You should not literally use one NoSQL table for your application. Single-table design is applicable only for pedagogical purposes, and you shouldn't do this on production because you lose the ability to apply different backup settings, time-to-live, encryption, etc. depending on content.

Thumbnail

We create the thumbnail by taking the combat page art, "stitching" them together into a 3x3 grid, and saving the result into an S3 bucket.
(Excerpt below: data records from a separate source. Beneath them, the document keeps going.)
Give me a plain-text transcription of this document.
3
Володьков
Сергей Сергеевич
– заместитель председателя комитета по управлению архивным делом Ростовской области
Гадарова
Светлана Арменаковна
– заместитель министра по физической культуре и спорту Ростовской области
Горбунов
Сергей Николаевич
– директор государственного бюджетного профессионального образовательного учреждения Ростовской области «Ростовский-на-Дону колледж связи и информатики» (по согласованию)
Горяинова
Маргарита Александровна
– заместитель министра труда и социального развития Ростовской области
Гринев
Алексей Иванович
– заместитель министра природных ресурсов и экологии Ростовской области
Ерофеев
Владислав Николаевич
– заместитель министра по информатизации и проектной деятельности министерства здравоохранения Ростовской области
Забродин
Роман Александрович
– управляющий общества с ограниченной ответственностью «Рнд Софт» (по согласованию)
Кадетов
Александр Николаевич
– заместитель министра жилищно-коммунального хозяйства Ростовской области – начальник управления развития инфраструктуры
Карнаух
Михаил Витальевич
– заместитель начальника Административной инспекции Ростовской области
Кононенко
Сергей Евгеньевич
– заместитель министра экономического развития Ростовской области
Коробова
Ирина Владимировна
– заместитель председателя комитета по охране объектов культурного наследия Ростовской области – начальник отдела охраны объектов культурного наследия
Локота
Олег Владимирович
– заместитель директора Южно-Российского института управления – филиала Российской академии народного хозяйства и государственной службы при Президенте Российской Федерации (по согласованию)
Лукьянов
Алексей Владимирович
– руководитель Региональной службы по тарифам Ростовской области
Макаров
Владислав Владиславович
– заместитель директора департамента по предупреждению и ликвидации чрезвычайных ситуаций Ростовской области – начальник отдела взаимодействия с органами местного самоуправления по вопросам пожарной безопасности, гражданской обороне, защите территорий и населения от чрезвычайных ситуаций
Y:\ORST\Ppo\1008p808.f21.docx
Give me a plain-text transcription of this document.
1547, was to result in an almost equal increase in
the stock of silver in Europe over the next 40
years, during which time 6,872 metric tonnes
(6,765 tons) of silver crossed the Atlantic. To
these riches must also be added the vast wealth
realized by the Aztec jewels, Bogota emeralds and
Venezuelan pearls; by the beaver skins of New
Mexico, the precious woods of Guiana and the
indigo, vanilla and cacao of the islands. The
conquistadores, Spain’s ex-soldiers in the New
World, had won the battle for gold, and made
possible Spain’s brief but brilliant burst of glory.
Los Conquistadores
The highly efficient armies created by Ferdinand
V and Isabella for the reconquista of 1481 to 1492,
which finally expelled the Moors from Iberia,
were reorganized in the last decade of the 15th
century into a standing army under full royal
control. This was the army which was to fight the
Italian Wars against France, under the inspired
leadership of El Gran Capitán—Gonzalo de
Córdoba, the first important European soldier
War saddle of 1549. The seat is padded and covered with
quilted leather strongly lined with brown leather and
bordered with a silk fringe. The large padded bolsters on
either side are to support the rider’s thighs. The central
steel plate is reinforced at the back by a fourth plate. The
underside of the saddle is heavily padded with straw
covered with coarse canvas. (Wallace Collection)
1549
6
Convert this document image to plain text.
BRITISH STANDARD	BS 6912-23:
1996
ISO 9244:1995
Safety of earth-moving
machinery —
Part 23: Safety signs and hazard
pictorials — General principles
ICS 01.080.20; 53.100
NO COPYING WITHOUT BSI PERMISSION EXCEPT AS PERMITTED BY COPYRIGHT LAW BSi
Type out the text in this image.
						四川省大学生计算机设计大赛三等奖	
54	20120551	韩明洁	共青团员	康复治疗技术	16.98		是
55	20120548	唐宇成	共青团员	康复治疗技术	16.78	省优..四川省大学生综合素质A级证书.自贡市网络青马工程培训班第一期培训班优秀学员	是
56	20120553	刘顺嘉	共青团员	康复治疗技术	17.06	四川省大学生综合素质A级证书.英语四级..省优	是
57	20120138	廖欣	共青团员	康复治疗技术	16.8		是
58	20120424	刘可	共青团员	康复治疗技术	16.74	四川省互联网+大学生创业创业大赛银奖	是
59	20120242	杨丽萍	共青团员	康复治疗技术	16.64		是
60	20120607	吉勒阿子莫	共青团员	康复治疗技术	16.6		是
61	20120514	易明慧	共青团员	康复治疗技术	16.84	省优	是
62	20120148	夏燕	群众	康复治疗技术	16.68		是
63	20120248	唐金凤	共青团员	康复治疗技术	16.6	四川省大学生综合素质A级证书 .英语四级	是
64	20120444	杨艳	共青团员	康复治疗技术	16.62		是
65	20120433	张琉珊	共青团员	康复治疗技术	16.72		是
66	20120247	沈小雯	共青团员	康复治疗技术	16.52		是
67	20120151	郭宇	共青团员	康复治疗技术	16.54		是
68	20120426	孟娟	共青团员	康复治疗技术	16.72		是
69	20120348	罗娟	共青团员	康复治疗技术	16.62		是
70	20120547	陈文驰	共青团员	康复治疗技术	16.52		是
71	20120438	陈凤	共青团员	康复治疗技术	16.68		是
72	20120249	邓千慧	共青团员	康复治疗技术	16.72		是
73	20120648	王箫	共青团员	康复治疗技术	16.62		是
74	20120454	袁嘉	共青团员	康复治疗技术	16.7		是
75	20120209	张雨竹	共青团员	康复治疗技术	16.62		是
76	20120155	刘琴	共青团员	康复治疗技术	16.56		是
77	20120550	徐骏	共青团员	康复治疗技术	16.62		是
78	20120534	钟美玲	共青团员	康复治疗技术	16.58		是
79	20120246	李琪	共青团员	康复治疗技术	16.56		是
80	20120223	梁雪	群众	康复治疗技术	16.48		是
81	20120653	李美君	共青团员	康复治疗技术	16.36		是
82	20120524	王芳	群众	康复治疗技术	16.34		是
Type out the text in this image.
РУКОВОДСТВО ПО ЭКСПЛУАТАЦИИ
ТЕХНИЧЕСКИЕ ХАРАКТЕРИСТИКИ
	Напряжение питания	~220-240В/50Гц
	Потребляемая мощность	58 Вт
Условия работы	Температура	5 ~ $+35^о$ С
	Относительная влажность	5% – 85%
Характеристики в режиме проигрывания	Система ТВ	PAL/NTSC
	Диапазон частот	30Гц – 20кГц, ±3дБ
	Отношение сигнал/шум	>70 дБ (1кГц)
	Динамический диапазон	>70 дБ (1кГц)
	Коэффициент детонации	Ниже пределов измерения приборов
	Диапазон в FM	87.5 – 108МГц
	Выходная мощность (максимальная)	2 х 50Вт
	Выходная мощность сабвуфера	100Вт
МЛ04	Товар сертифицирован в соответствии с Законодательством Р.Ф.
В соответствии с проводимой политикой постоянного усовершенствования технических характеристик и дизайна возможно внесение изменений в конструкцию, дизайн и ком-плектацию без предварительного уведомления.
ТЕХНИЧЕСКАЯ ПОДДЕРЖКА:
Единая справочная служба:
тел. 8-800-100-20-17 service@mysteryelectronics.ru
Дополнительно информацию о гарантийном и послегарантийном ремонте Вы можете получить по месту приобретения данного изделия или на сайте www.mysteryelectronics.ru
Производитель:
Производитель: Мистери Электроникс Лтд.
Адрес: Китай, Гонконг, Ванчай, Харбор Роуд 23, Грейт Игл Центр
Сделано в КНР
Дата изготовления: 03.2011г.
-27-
That's the easy part. The hard part is calling this function, and it's hard for a reasons other than the task itself: as previously mentioned, all requests should return a response "reasonably fast". Downloading combat page art is up to 9 parallelizable network calls; saving the thumbnail is another network call.

To address this, I separated the thumbnail-generating functionality into a second lambda. BinahBot main fires-and-forgets the second lambda, which generates the thumbnail asynchronously. Unfortunately, due to this separation, it may take around ~5 seconds between a /createdeck command and the actual thumbnail generation. But thumbnail generation isn't particularly latency-sensitive, and so far no one has noticed this yet.

Initially, the thumbnail generation code was bugged because Unlock's image is a different size from every other card art in the game, and I failed to account for this. After fixing this bug, Discord still showed the old thumbnail. Discord caches these thumbnails on their side, and from what I can tell Discord also keeps images in cache for a surprisingly long time; I've never seen it refresh its cache by itself. To trick Discord into "refreshing" its cache, append ?1 or some other meaningless query parameter so Discord believes that it's serving a completely new image.

Downstreams

For /lor, BinahBot only uses the data that it's pre-extracted to perform the query. For /createdeck and other related commands, we need to call additional downstream dependencies.

Here's the flow:

  1. User calls /createdeck and inputs a deck URL built from Tiphereth's deck editor
  1. BinahBot receives the request, and calls Tiphereth to convert the deck URL into deck data
  2. Simultaneously,
  1. BinahBot returns a response to the user

In general, network calls are the number 1 cause of latency in an application and should be minimized and parallelized as much as possible. Even Levenshtein search is faster than one network call.

One trick that BinahBot uses to minimize latency is that it doesn't make a call to our S3 bucket when fetching page images or deck thumbnails. Instead, it constructs a URL that points to an image in the S3 bucket, which the user's Discord client fetches.

Final Thoughts

It was kinda fun to build BinahBot, but after like 8 months of working on this project on-and-off I'm getting bored and I'm starting to move away from both the project and Project Moon as a whole.

A lot of the code I wrote and concepts I use aren't particularly unique to BinahBot and can be applied to your projects also.